Ils ont réussi à me faire haïr mon semblable. Ils, les Lombard, les Richard, tous ces salauds à millions d’euros par an. Bien entendu, Nadine, le connard excédé du service technique, moi, le démonstrateur de la 4G doué pour le boniment comme moi pour l’escalade, nous sommes ensemble et semblables. Pas pour longtemps. Dans toutes les révoltes contre Hollande, les impôts, on sent monter la haine des petits: les petits contribuables, les petits entrepreneurs, tandis que les gros ne payent pas d’impôts ou font de l’optimisation fiscale. Ils ont réussi à faire haïr l’ami par l’ami et mobiliser les plus humbles.
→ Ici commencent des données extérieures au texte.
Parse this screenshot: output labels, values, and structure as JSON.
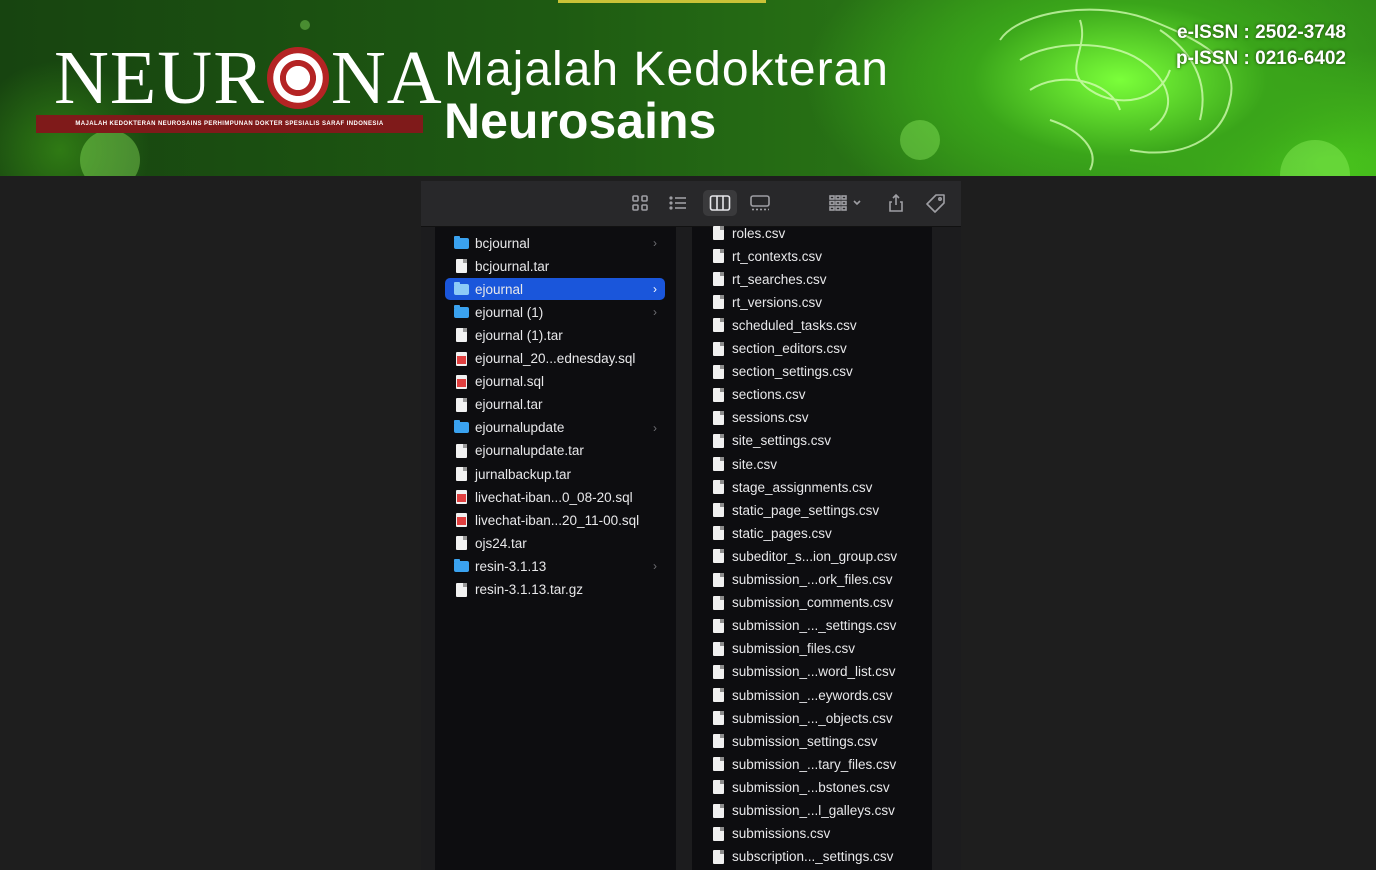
{
  "banner": {
    "logo": "NEUR◎NA",
    "logo_left": "NEUR",
    "logo_right": "NA",
    "logo_tagline": "MAJALAH KEDOKTERAN NEUROSAINS PERHIMPUNAN DOKTER SPESIALIS SARAF INDONESIA",
    "title_line1": "Majalah Kedokteran",
    "title_line2": "Neurosains",
    "eissn": "e-ISSN : 2502-3748",
    "pissn": "p-ISSN : 0216-6402",
    "colors": {
      "green_dark": "#174410",
      "green_glow": "#7bff3a",
      "strip_red": "#7f1a1a"
    }
  },
  "toolbar": {
    "buttons": [
      {
        "icon": "icon-view-grid-icon"
      },
      {
        "icon": "list-view-icon"
      },
      {
        "icon": "column-view-icon",
        "active": true
      },
      {
        "icon": "gallery-view-icon"
      },
      {
        "icon": "group-by-icon"
      },
      {
        "icon": "share-icon"
      },
      {
        "icon": "tag-icon"
      }
    ]
  },
  "column1": {
    "items": [
      {
        "name": "bcjournal",
        "kind": "folder",
        "has_children": true
      },
      {
        "name": "bcjournal.tar",
        "kind": "file"
      },
      {
        "name": "ejournal",
        "kind": "folder",
        "has_children": true,
        "selected": true
      },
      {
        "name": "ejournal (1)",
        "kind": "folder",
        "has_children": true
      },
      {
        "name": "ejournal (1).tar",
        "kind": "file"
      },
      {
        "name": "ejournal_20...ednesday.sql",
        "kind": "sql"
      },
      {
        "name": "ejournal.sql",
        "kind": "sql"
      },
      {
        "name": "ejournal.tar",
        "kind": "file"
      },
      {
        "name": "ejournalupdate",
        "kind": "folder",
        "has_children": true
      },
      {
        "name": "ejournalupdate.tar",
        "kind": "file"
      },
      {
        "name": "jurnalbackup.tar",
        "kind": "file"
      },
      {
        "name": "livechat-iban...0_08-20.sql",
        "kind": "sql"
      },
      {
        "name": "livechat-iban...20_11-00.sql",
        "kind": "sql"
      },
      {
        "name": "ojs24.tar",
        "kind": "file"
      },
      {
        "name": "resin-3.1.13",
        "kind": "folder",
        "has_children": true
      },
      {
        "name": "resin-3.1.13.tar.gz",
        "kind": "file"
      }
    ]
  },
  "column2": {
    "items": [
      "roles.csv",
      "rt_contexts.csv",
      "rt_searches.csv",
      "rt_versions.csv",
      "scheduled_tasks.csv",
      "section_editors.csv",
      "section_settings.csv",
      "sections.csv",
      "sessions.csv",
      "site_settings.csv",
      "site.csv",
      "stage_assignments.csv",
      "static_page_settings.csv",
      "static_pages.csv",
      "subeditor_s...ion_group.csv",
      "submission_...ork_files.csv",
      "submission_comments.csv",
      "submission_..._settings.csv",
      "submission_files.csv",
      "submission_...word_list.csv",
      "submission_...eywords.csv",
      "submission_..._objects.csv",
      "submission_settings.csv",
      "submission_...tary_files.csv",
      "submission_...bstones.csv",
      "submission_...l_galleys.csv",
      "submissions.csv",
      "subscription..._settings.csv"
    ]
  }
}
C’est ça, leur grande force. Ils ont réussi à mobiliser ceux qui avaient voté Hollande, les plus démunis en gros, au nom de l’impôt qu’eux-mêmes ne payent pas. Chapeau. Ils surfent sur de l’acide. Car, au-delà de la haine portée à l’ami, il y a celle portée à l’autre, là-bas, au visage fuyant, Rom, Arabe, Juif... Et si au terme de sa fatigue Nadine votait Front national, avec Connard du répondeur et fuck la 4G? Non, pas possible... Que sont mes amis devenus, portés par l’épuisement vers la haine?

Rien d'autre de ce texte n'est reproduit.